Don’t just be Busy — Make it Count!
We were made to believe that the best thing for us is to be busy. Every time I say: “Hi, How are you?” to someone, all I hear is “I’m good and busy”. Busy is not a badge of honor – I didn’t want to carry it on. I wanted to be the change I wish to see in the world. This is my commitment to be more mindful of my mind, body and soul. Each of them are connected and the choice is ours to live in the present and appreciate everything around us.
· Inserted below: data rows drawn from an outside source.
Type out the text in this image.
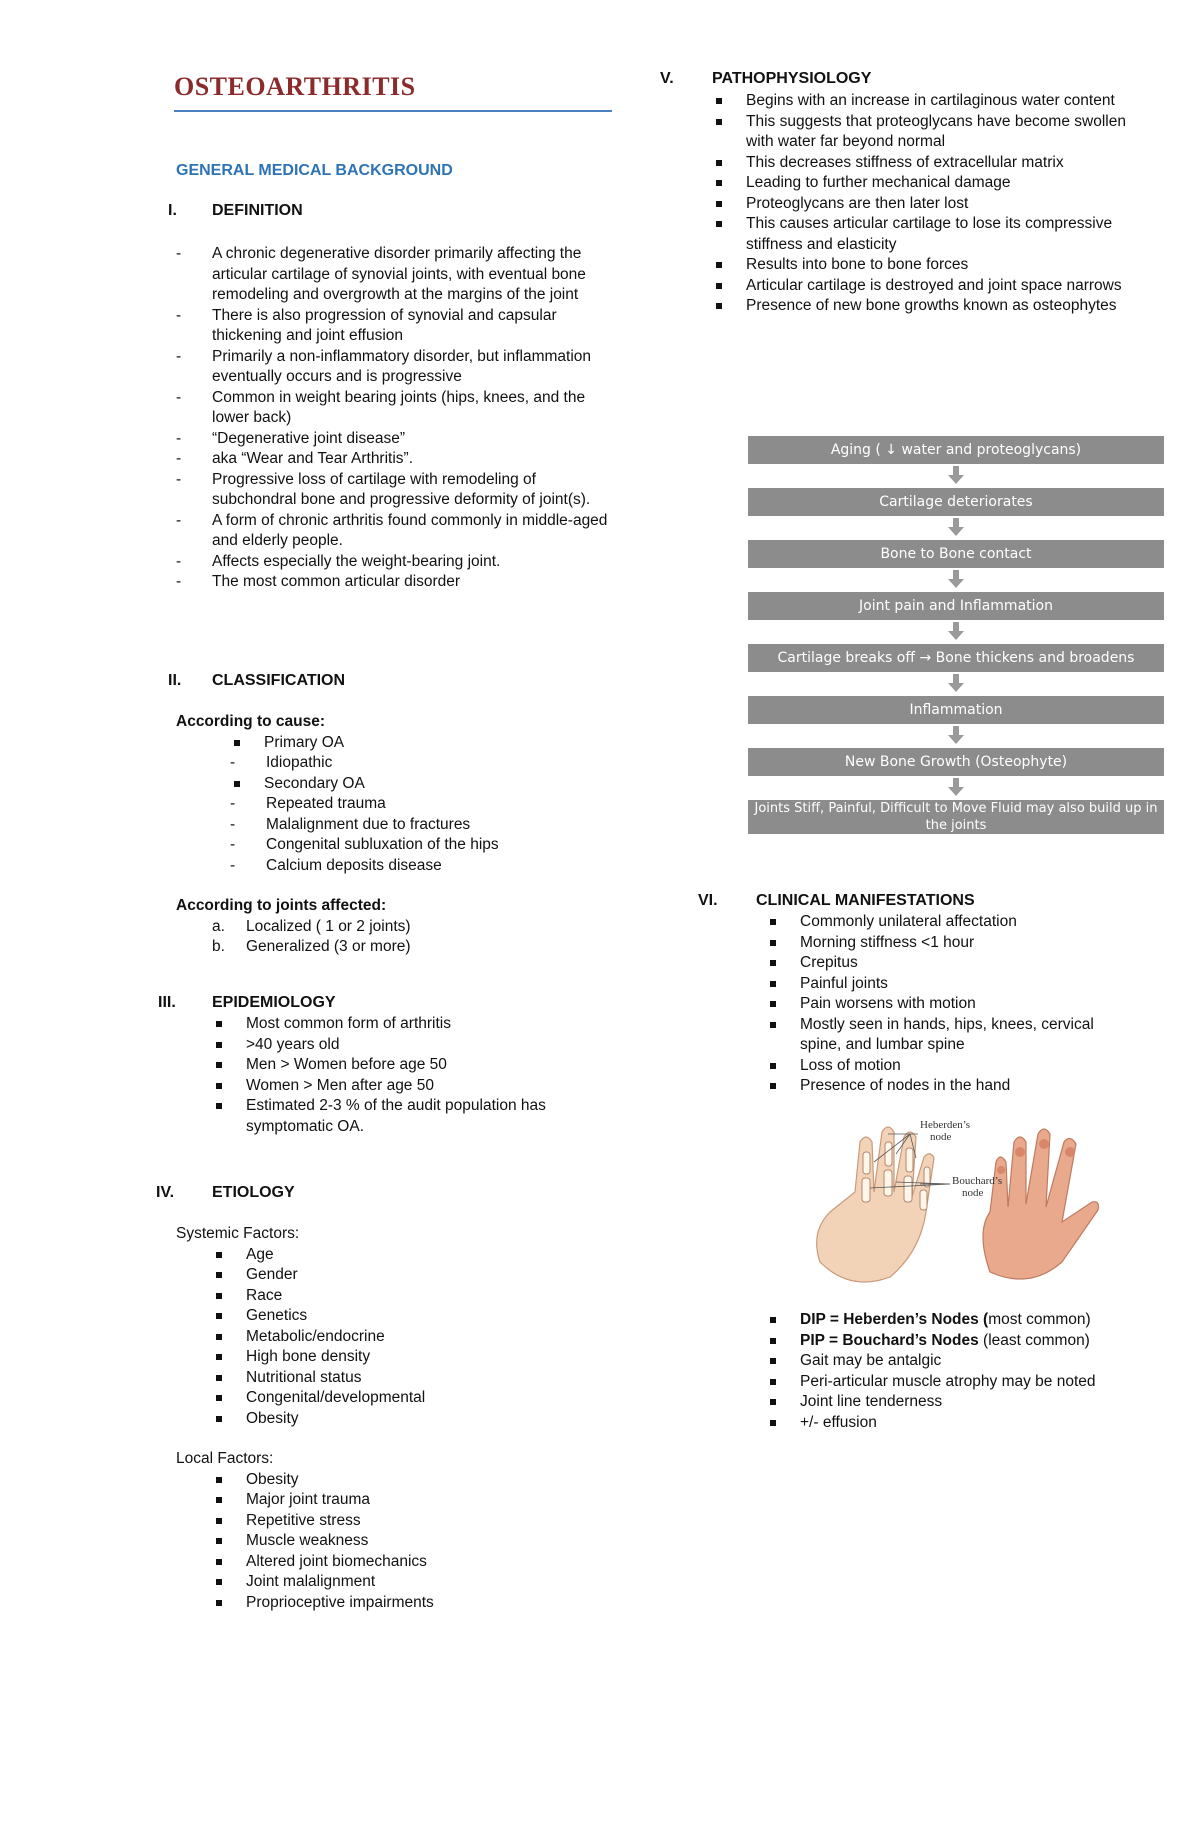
OSTEOARTHRITIS
GENERAL MEDICAL BACKGROUND
I. DEFINITION
- A chronic degenerative disorder primarily affecting the articular cartilage of synovial joints, with eventual bone remodeling and overgrowth at the margins of the joint
- There is also progression of synovial and capsular thickening and joint effusion
- Primarily a non-inflammatory disorder, but inflammation eventually occurs and is progressive
- Common in weight bearing joints (hips, knees, and the lower back)
- “Degenerative joint disease”
- aka “Wear and Tear Arthritis”.
- Progressive loss of cartilage with remodeling of subchondral bone and progressive deformity of joint(s).
- A form of chronic arthritis found commonly in middle-aged and elderly people.
- Affects especially the weight-bearing joint.
- The most common articular disorder
II. CLASSIFICATION
According to cause:
Primary OA
- Idiopathic
Secondary OA
- Repeated trauma
- Malalignment due to fractures
- Congenital subluxation of the hips
- Calcium deposits disease
According to joints affected:
a. Localized ( 1 or 2 joints)
b. Generalized (3 or more)
III. EPIDEMIOLOGY
Most common form of arthritis
>40 years old
Men > Women before age 50
Women > Men after age 50
Estimated 2-3 % of the audit population has symptomatic OA.
IV. ETIOLOGY
Systemic Factors:
Age
Gender
Race
Genetics
Metabolic/endocrine
High bone density
Nutritional status
Congenital/developmental
Obesity
Local Factors:
Obesity
Major joint trauma
Repetitive stress
Muscle weakness
Altered joint biomechanics
Joint malalignment
Proprioceptive impairments
V. PATHOPHYSIOLOGY
Begins with an increase in cartilaginous water content
This suggests that proteoglycans have become swollen with water far beyond normal
This decreases stiffness of extracellular matrix
Leading to further mechanical damage
Proteoglycans are then later lost
This causes articular cartilage to lose its compressive stiffness and elasticity
Results into bone to bone forces
Articular cartilage is destroyed and joint space narrows
Presence of new bone growths known as osteophytes
Aging ( ↓ water and proteoglycans)
Cartilage deteriorates
Bone to Bone contact
Joint pain and Inflammation
Cartilage breaks off → Bone thickens and broadens
Inflammation
New Bone Growth (Osteophyte)
Joints Stiff, Painful, Difficult to Move Fluid may also build up in the joints
VI. CLINICAL MANIFESTATIONS
Commonly unilateral affectation
Morning stiffness <1 hour
Crepitus
Painful joints
Pain worsens with motion
Mostly seen in hands, hips, knees, cervical spine, and lumbar spine
Loss of motion
Presence of nodes in the hand
Heberden’s
node
Bouchard’s
node
DIP = Heberden’s Nodes (most common)
PIP = Bouchard’s Nodes (least common)
Gait may be antalgic
Peri-articular muscle atrophy may be noted
Joint line tenderness
+/- effusion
I was diagnosed with generalized anxiety disorder early this year and with the support and care of my family and friends, I healed in 3 months. Covid was a blessing as I didn’t want to meet anyone. Now it’s more clear than ever that having that space in the first month to do nothing gave my mind the time to heal and recuperate. I started to read again with 15 minute book snapshots on blinkist, watched Disney movies – it was comforting and gave me hope. Mulan is my new favorite superhero. Be who you are!
Find your Rhythm: Meaning, Purpose and Belonging
I knew if I did the same thing as before, I would be having the same outcomes. I have to change what I do, so I can find true meaning, purpose and belonging. So I encourage everyone to not just be busy but be mindful about the things that really matter.
Ask the question: “Why do you do what you do and does it really matter”?
Cleaning up the clutter doesn’t just start from your home or your workspace it starts within: clear your mind, give your body the right nutrients and build routines in your life that you love to do. That makes you YOU.
Enjoy life because it’s precious and we probably take it for granted but it’s there for a reason and cherish all those memories that you’ll hold near and dear to heart and let go of things that don’t make you happy. I thought I had to do things because that’s what society expected of me but I couldn’t conform anymore. We are so conditioned by society and rules that we think we are going with the flow but it’s against our own personal rhythm and flow.
Find your rhythm: find what makes you happy, find those things that really matter to you and let go of those things that are not important anymore – It could be kitchenware, could be that extra couch that’s just filling up space, bad memories that are holding you back. We all have a habit of filling space and time — fill space in your home, fill your calendar and fill your mind.
Look around you: Do you really need all those things, do you really need a filled-up calendar?
Do you have time for self-care? If you don’t take care of yourself then you cannot help others that are near and dear to you.
Fun facts about my new journey and exploration:
- No car in Raleigh, NC is the best decision ever: I am appreciating everything around me vs going from point A to B.
- Fascinated by nature and flowers everywhere — so beautiful and priceless. I have not bought flowers in a long time and don’t intend to.
- Travel: discovering new streets, neighborhoods and trails makes me happy. Change is the only constant and I love serendipity.
- Learning is a blessing. If I am not learning, I get bored and will be looking for the next thing. I recently took classes on balanced nutrition, smartphone photography, leadership and graphic design.